Net profit fell to $9.4 million, or 6 cents per share, in the six months ended June 30, from $10.8 million, or 7 cents, a year earlier, the Wellington-based company said in a statement. That was below First NZ Capital’s forecast for profit of $10.2 million, in what the research house saw as a tough period for the company. The New Zealand segment was Opus International’s only region to report a fall in revenue and earnings. Total revenue rose 4 percent to $211.7 million.
“In New Zealand we have been impacted by the Mainzeal liquidation and reduced local government spending, however the Christchurch earthquake rebuild continues to gain momentum,” chief executive David Prentice said. “We see sizeable infrastructure opportunities for the business including the Auckland transport network, and the energy, rural and dairy sectors.”

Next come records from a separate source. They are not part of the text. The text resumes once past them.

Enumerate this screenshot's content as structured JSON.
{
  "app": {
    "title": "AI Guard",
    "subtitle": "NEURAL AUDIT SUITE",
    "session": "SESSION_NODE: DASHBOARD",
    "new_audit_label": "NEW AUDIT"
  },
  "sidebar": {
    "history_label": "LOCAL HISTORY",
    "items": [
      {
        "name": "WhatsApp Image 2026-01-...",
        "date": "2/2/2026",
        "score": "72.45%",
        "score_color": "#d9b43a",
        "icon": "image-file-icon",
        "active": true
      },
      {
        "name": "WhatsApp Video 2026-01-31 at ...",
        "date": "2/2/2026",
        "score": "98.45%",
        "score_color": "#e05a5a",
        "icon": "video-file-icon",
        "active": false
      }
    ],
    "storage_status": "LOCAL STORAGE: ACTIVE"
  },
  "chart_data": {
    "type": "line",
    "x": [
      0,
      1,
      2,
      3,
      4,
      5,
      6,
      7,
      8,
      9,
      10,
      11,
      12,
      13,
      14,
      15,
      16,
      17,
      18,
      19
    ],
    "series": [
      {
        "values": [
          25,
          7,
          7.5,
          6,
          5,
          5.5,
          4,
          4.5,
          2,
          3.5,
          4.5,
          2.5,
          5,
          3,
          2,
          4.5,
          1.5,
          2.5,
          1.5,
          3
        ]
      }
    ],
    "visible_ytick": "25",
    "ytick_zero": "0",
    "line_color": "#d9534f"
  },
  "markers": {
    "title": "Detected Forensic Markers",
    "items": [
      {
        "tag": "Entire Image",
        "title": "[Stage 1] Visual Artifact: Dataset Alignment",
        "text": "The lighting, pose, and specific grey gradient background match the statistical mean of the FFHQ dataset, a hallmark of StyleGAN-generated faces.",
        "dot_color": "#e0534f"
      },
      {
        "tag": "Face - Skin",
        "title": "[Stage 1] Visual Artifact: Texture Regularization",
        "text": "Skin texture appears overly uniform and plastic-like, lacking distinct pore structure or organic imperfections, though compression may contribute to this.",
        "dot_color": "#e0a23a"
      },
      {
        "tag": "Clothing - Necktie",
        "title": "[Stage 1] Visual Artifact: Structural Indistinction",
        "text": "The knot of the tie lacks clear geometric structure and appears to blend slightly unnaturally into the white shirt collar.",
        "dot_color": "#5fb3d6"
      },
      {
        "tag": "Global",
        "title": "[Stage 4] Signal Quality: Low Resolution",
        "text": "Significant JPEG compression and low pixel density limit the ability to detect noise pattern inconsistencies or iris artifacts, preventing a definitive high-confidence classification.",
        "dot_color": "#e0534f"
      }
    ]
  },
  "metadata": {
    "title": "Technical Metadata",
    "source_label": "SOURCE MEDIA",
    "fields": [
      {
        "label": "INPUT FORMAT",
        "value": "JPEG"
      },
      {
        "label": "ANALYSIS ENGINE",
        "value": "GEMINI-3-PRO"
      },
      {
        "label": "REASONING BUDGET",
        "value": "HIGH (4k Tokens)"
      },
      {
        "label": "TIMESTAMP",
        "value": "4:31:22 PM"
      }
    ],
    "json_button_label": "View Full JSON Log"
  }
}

The board declared a fully-imputed interim dividend of 4 cents per share, in line with the First NZ forecast, or some $6 million. The company said that’s slightly higher than usual reflecting expectations of a better second half.
The shares were unchanged at $1.70 yesterday, and have shed 15 percent this year.

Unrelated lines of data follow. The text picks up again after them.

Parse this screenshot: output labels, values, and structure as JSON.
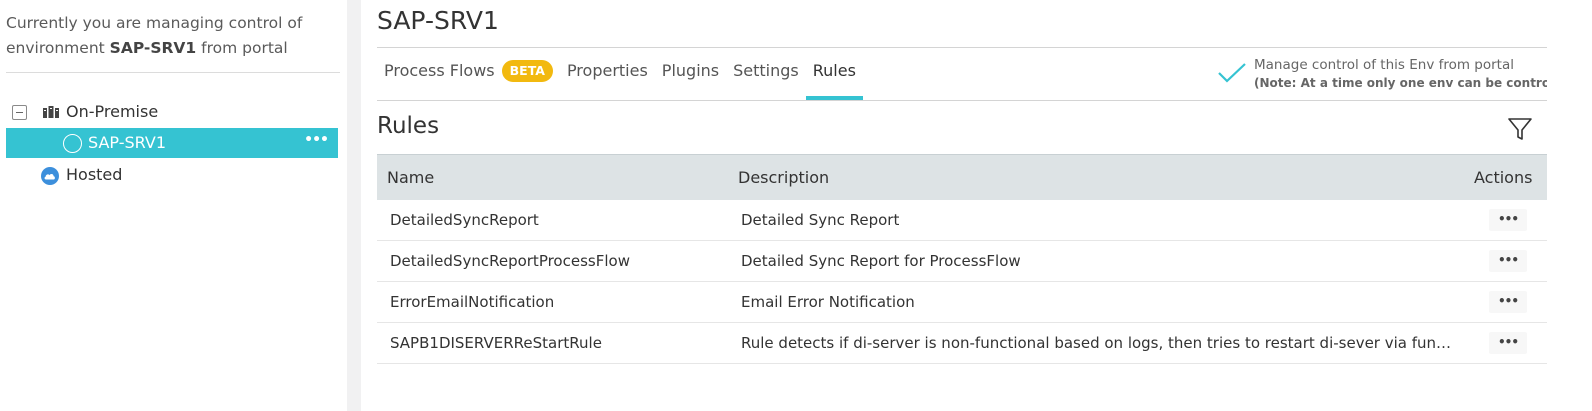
{
  "sidebar": {
    "intro_prefix": "Currently you are managing control of environment",
    "intro_env": "SAP-SRV1",
    "intro_suffix": "from portal",
    "tree": {
      "group_label": "On-Premise",
      "selected_label": "SAP-SRV1",
      "more_label": "•••",
      "hosted_label": "Hosted"
    }
  },
  "header": {
    "title": "SAP-SRV1"
  },
  "tabs": [
    {
      "label": "Process Flows",
      "badge": "BETA"
    },
    {
      "label": "Properties"
    },
    {
      "label": "Plugins"
    },
    {
      "label": "Settings"
    },
    {
      "label": "Rules",
      "active": true
    }
  ],
  "manage": {
    "label": "Manage control of this Env from portal",
    "note": "(Note: At a time only one env can be controlled)",
    "checked": true
  },
  "rules": {
    "heading": "Rules",
    "columns": {
      "name": "Name",
      "description": "Description",
      "actions": "Actions"
    },
    "rows": [
      {
        "name": "DetailedSyncReport",
        "description": "Detailed Sync Report",
        "actions": "•••"
      },
      {
        "name": "DetailedSyncReportProcessFlow",
        "description": "Detailed Sync Report for ProcessFlow",
        "actions": "•••"
      },
      {
        "name": "ErrorEmailNotification",
        "description": "Email Error Notification",
        "actions": "•••"
      },
      {
        "name": "SAPB1DISERVERReStartRule",
        "description": "Rule detects if di-server is non-functional based on logs, then tries to restart di-sever via functio...",
        "actions": "•••"
      }
    ]
  },
  "colors": {
    "accent": "#35c3d2",
    "beta_badge": "#f2b90f",
    "hosted_icon": "#3c8fdc",
    "table_header": "#dde3e5"
  },
  "icons": {
    "collapse": "collapse-minus-icon",
    "on_premise": "server-rack-icon",
    "environment": "circle-icon",
    "hosted": "cloud-icon",
    "manage": "checkmark-icon",
    "filter": "filter-icon",
    "actions": "more-dots-icon"
  }
}
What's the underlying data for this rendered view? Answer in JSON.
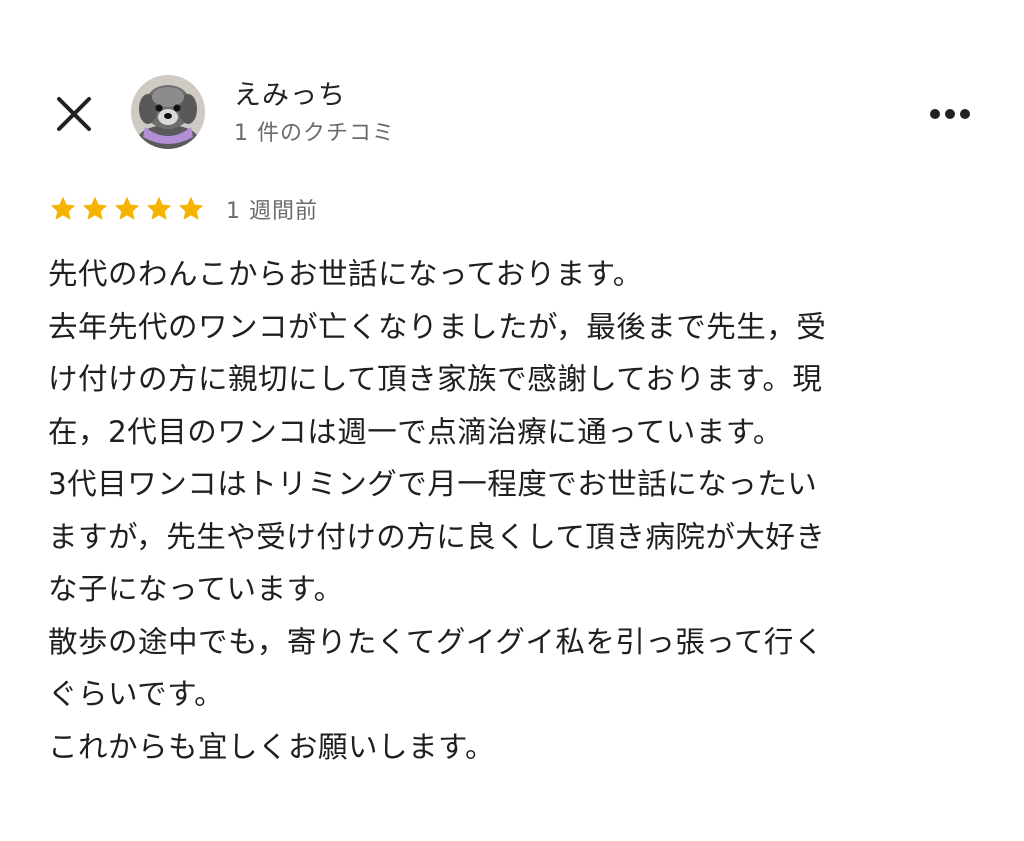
{
  "header": {
    "close_icon": "close-icon",
    "more_icon": "more-horizontal-icon"
  },
  "reviewer": {
    "name": "えみっち",
    "review_count": "1 件のクチコミ",
    "avatar": "dog-photo-avatar"
  },
  "review": {
    "rating": 5,
    "max_rating": 5,
    "star_color": "#f4b400",
    "time": "1 週間前",
    "lines": [
      "先代のわんこからお世話になっております。",
      "去年先代のワンコが亡くなりましたが，最後まで先生，受",
      "け付けの方に親切にして頂き家族で感謝しております。現",
      "在，2代目のワンコは週一で点滴治療に通っています。",
      "3代目ワンコはトリミングで月一程度でお世話になったい",
      "ますが，先生や受け付けの方に良くして頂き病院が大好き",
      "な子になっています。",
      "散歩の途中でも，寄りたくてグイグイ私を引っ張って行く",
      "ぐらいです。",
      "これからも宜しくお願いします。"
    ]
  }
}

Opus International’s New Zealand unit reported a 2.6 percent fall in sales to $141 million and a 20 percent drop in earnings before interest and tax to $12.4 million. The UK unit boosted sales 78 percent to $18.9 million and turned profitable on an EBIT basis with positive earnings of $261,000.
The Australian business boosted revenue 7.8 percent to $40.3 million, returning to EBIT-profit with $347,000, and the Canadian business lifted sales 6.5 percent to $11.5 million and EBIT rose 51 percent to $780,000.
Prentice said the company is looking at growth opportunities in the Middle East, North Africa and Asia, as evidenced by its 10-year contract with the World Bank in Africa’s Liberia.
The company said UEM Group announced on Aug. 5 plans to sell its entire stake in an intermediate holding company, Opus Group BHD, to Faber Group in exchange for shares and cash.
“Opus International Consultants Ltd understand that this disposal would result in UEM Group reducing its ownership of, but still maintaining a majority shareholding in, the group of intermediate holding companies that hold the stake in Opus International Consultants,” it said.
Separately, the engineering firm appointed Azmir Merican as a new director, replacing Suhaimi Halim who resigned last month.
The Malaysian group owns about 60 percent of Opus International Consultants and is ultimately controlled by Khazanah Nasional Bhd.